Suppose $dX_t = a(X_t) dt + b(X_t) dW_t$ and $Y_s=X_t$ where $s=t^2$. What SDE does $Y_s$ satisfy in the weak sense? Hint: calculate $E[ dY | \mathcal{F}_s]$ where $dY = Y_{s-ds} - Y_s$.
This is from an old course and can be found here as question 21.
Does anyone have ideas on how to approach this?

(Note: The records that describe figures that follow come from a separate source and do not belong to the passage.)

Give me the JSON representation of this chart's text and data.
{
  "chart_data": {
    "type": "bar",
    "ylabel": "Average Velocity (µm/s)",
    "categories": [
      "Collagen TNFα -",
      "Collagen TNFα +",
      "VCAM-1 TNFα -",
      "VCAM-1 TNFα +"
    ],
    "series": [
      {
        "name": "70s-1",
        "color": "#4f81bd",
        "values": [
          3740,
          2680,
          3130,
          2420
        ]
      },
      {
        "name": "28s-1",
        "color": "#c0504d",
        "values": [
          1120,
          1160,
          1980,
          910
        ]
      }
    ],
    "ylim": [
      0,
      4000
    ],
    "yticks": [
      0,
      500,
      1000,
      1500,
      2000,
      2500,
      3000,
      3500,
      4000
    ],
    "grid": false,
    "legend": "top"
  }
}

Let $h(t) = \int_0^t h'(s) ds$ be an absolutely continuous function with $h'>0$. Then $\{V_t = W_{h(t)},t\ge 0 \}$ has the same distribution as $\int_0^t \sqrt{h'(s)} dW_s$.

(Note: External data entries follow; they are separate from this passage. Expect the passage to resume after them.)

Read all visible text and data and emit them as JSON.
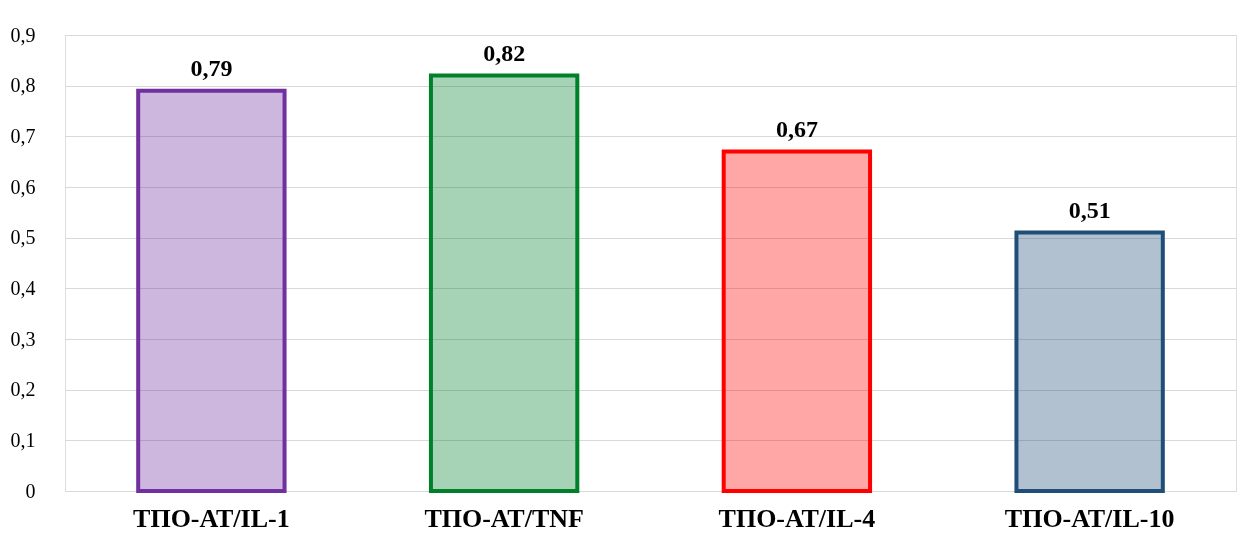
{
  "chart_data": {
    "type": "bar",
    "categories": [
      "ТПО-АТ/IL-1",
      "ТПО-АТ/TNF",
      "ТПО-АТ/IL-4",
      "ТПО-АТ/IL-10"
    ],
    "values": [
      0.79,
      0.82,
      0.67,
      0.51
    ],
    "colors": [
      "#7030a0",
      "#00802b",
      "#ff0000",
      "#1f4e79"
    ],
    "value_labels": [
      "0,79",
      "0,82",
      "0,67",
      "0,51"
    ],
    "ylim": [
      0,
      0.9
    ],
    "yticks": [
      0,
      {
        "value": 0.1,
        "label": "0,1"
      },
      {
        "value": 0.2,
        "label": "0,2"
      },
      {
        "value": 0.3,
        "label": "0,3"
      },
      {
        "value": 0.4,
        "label": "0,4"
      },
      {
        "value": 0.5,
        "label": "0,5"
      },
      {
        "value": 0.6,
        "label": "0,6"
      },
      {
        "value": 0.7,
        "label": "0,7"
      },
      {
        "value": 0.8,
        "label": "0,8"
      },
      {
        "value": 0.9,
        "label": "0,9"
      }
    ],
    "grid": "y",
    "legend": false
  }
}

For $Y_s = X_{h(s)}$, write $$ dY_s = Y_{s+ds} - Y_s = X_{h(s) + h'(s) ds} - X_{h(s)} = a(X_{h(s)})h'(s)ds + b(X_{h(s)}) dV_s\\ = a(Y_s)h'(s) ds + b(Y_s) dV_s. $$ Hence, by the above remark, $Y$ is a weak solution to $$ dY_s = a(Y_s)h'(s) ds + b(Y_s)\sqrt{h'(s)} dW_s. $$